There is so much to see and do in Delhi. My first day off arrived and I wanted to get out and explore-despite it being the worst month of the year in terms of heat-so I did some online searching and decided my destination of choice would be the 16th century, now UNESCO World Heritage Site, Humayun’s Tomb. It was around 4pm and the heat was still at its worst but I decided to go for it and packed a cold 1 litre bottle of Bisleri mineral water in my bag and called an Uber.
A short while later I was dropped off on the street near the site. You have to walk through the car park and make your way to the ticket counter. The cost is 500 rupees for foreigners and 30 rupees for locals. There is supposed to be a camera fee but I think they have dropped this now that smart phones are everywhere.
I went in and was immediately impressed by a green garden. Families and couples were sprawled out on the grass relaxing and chatting. To the right was a path leading to an impressive gate. I went there first. Through the gate one comes upon Isa Khan’s tomb. It is gorgeous and the oldest structure-by about 20 years-on the whole site. Inside are the graves of Isa Kahn (an Afghan nobleman), his wife, and children. There are gardens about and a wall surrounds the whole site.
Further on there are various beautiful buildings and ornate gates leading to different areas. In total there are about 150 bodies buried on the property. Gorgeous gardens-designed the old Persian way-are all about the site and may be the first such garden on the subcontinent. A special canal water system is what sustains the many trees and plants. Of course, much of the site which had fallen mostly to ruins, was restored between 1997-2003 so all is in pretty good condition. There was excellent signage explaining how much effort the restoration was and what each building or area represented. Guards patrol the huge site and can be of assistance if you have questions.
Through a few gates and some areas housing educational displays and signage is the main attraction-Humayun’s Tomb. It is almost like a red Taj Mahal and is, in fact, the inspiration for the more famous Taj. It is stunning. The stairs are a bit steep going up but then you are on the main platform where you can look out at the grounds. Inside, are several tombs (I am guessing wife and kids) plus, of course, in the main area there lies Humayun. Such an elaborate place for a final resting place. It was his wife who commissioned the tomb. Must have taken forever! It is amazing to think the place still stands 500 years or so later. I cannot imagine what India must have been like at the time. I am definitely inspired now to learn more about Indian history.
After checking out this area and taking photos for a few tourists (plus having them take mine!), I walked about the rest of the grounds. There are lovely trees and more gates and buildings to explore.
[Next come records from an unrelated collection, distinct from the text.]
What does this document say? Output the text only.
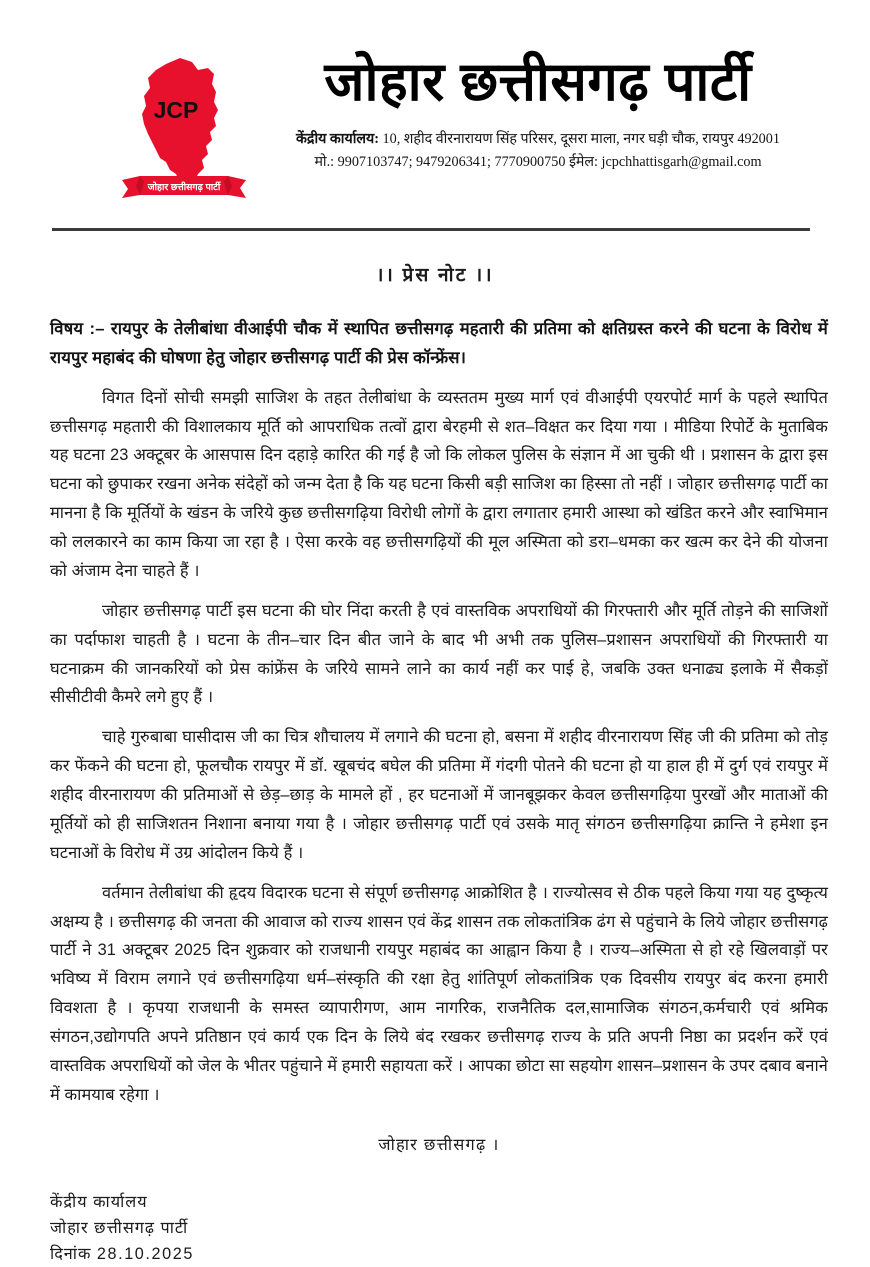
JCP
जोहार छत्तीसगढ़ पार्टी
जोहार छत्तीसगढ़ पार्टी
केंद्रीय कार्यालय: 10, शहीद वीरनारायण सिंह परिसर, दूसरा माला, नगर घड़ी चौक, रायपुर 492001
मो.: 9907103747; 9479206341; 7770900750 ईमेल: jcpchhattisgarh@gmail.com
।। प्रेस नोट ।।
विषय :– रायपुर के तेलीबांधा वीआईपी चौक में स्थापित छत्तीसगढ़ महतारी की प्रतिमा को क्षतिग्रस्त करने की घटना के विरोध में रायपुर महाबंद की घोषणा हेतु जोहार छत्तीसगढ़ पार्टी की प्रेस कॉन्फ्रेंस।

विगत दिनों सोची समझी साजिश के तहत तेलीबांधा के व्यस्ततम मुख्य मार्ग एवं वीआईपी एयरपोर्ट मार्ग के पहले स्थापित छत्तीसगढ़ महतारी की विशालकाय मूर्ति को आपराधिक तत्वों द्वारा बेरहमी से शत–विक्षत कर दिया गया । मीडिया रिपोर्टे के मुताबिक यह घटना 23 अक्टूबर के आसपास दिन दहाड़े कारित की गई है जो कि लोकल पुलिस के संज्ञान में आ चुकी थी । प्रशासन के द्वारा इस घटना को छुपाकर रखना अनेक संदेहों को जन्म देता है कि यह घटना किसी बड़ी साजिश का हिस्सा तो नहीं । जोहार छत्तीसगढ़ पार्टी का मानना है कि मूर्तियों के खंडन के जरिये कुछ छत्तीसगढ़िया विरोधी लोगों के द्वारा लगातार हमारी आस्था को खंडित करने और स्वाभिमान को ललकारने का काम किया जा रहा है । ऐसा करके वह छत्तीसगढ़ियों की मूल अस्मिता को डरा–धमका कर खत्म कर देने की योजना को अंजाम देना चाहते हैं ।

जोहार छत्तीसगढ़ पार्टी इस घटना की घोर निंदा करती है एवं वास्तविक अपराधियों की गिरफ्तारी और मूर्ति तोड़ने की साजिशों का पर्दाफाश चाहती है । घटना के तीन–चार दिन बीत जाने के बाद भी अभी तक पुलिस–प्रशासन अपराधियों की गिरफ्तारी या घटनाक्रम की जानकरियों को प्रेस कांफ्रेंस के जरिये सामने लाने का कार्य नहीं कर पाई हे, जबकि उक्त धनाढ्य इलाके में सैकड़ों सीसीटीवी कैमरे लगे हुए हैं ।

चाहे गुरुबाबा घासीदास जी का चित्र शौचालय में लगाने की घटना हो, बसना में शहीद वीरनारायण सिंह जी की प्रतिमा को तोड़ कर फेंकने की घटना हो, फूलचौक रायपुर में डॉ. खूबचंद बघेल की प्रतिमा में गंदगी पोतने की घटना हो या हाल ही में दुर्ग एवं रायपुर में शहीद वीरनारायण की प्रतिमाओं से छेड़–छाड़ के मामले हों , हर घटनाओं में जानबूझकर केवल छत्तीसगढ़िया पुरखों और माताओं की मूर्तियों को ही साजिशतन निशाना बनाया गया है । जोहार छत्तीसगढ़ पार्टी एवं उसके मातृ संगठन छत्तीसगढ़िया क्रान्ति ने हमेशा इन घटनाओं के विरोध में उग्र आंदोलन किये हैं ।

वर्तमान तेलीबांधा की हृदय विदारक घटना से संपूर्ण छत्तीसगढ़ आक्रोशित है । राज्योत्सव से ठीक पहले किया गया यह दुष्कृत्य अक्षम्य है । छत्तीसगढ़ की जनता की आवाज को राज्य शासन एवं केंद्र शासन तक लोकतांत्रिक ढंग से पहुंचाने के लिये जोहार छत्तीसगढ़ पार्टी ने 31 अक्टूबर 2025 दिन शुक्रवार को राजधानी रायपुर महाबंद का आह्वान किया है । राज्य–अस्मिता से हो रहे खिलवाड़ों पर भविष्य में विराम लगाने एवं छत्तीसगढ़िया धर्म–संस्कृति की रक्षा हेतु शांतिपूर्ण लोकतांत्रिक एक दिवसीय रायपुर बंद करना हमारी विवशता है । कृपया राजधानी के समस्त व्यापारीगण, आम नागरिक, राजनैतिक दल,सामाजिक संगठन,कर्मचारी एवं श्रमिक संगठन,उद्योगपति अपने प्रतिष्ठान एवं कार्य एक दिन के लिये बंद रखकर छत्तीसगढ़ राज्य के प्रति अपनी निष्ठा का प्रदर्शन करें एवं वास्तविक अपराधियों को जेल के भीतर पहुंचाने में हमारी सहायता करें । आपका छोटा सा सहयोग शासन–प्रशासन के उपर दबाव बनाने में कामयाब रहेगा ।

जोहार छत्तीसगढ़ ।
केंद्रीय कार्यालय
जोहार छत्तीसगढ़ पार्टी
दिनांक 28.10.2025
You can even see the one gate from which water was pumped into the canals. It was quite hot but also not bad since the sun was not blazing down on me and I had my water. In total I spent about two hours exploring the place and took at least 100 photos. The place was also visited by non-human guests while I was there such as birds, squirrels, and peacocks. Nearby is a temple-a Sikh one-that was broadcasting hymns which just added more of a magical air to my visit.
I should mention that Humayun was the second Mughal emperor who ruled over the lands from Afghanistan, Pakistan, and part of Northern India. There is not much information about him at the site but there is a lot on Wikipedia which I read before going to give me some context. The tomb was where he was moved from his other burial site once it was complete. The whole site is an amazing monument to him-definitely someone appreciated him to go to such effort!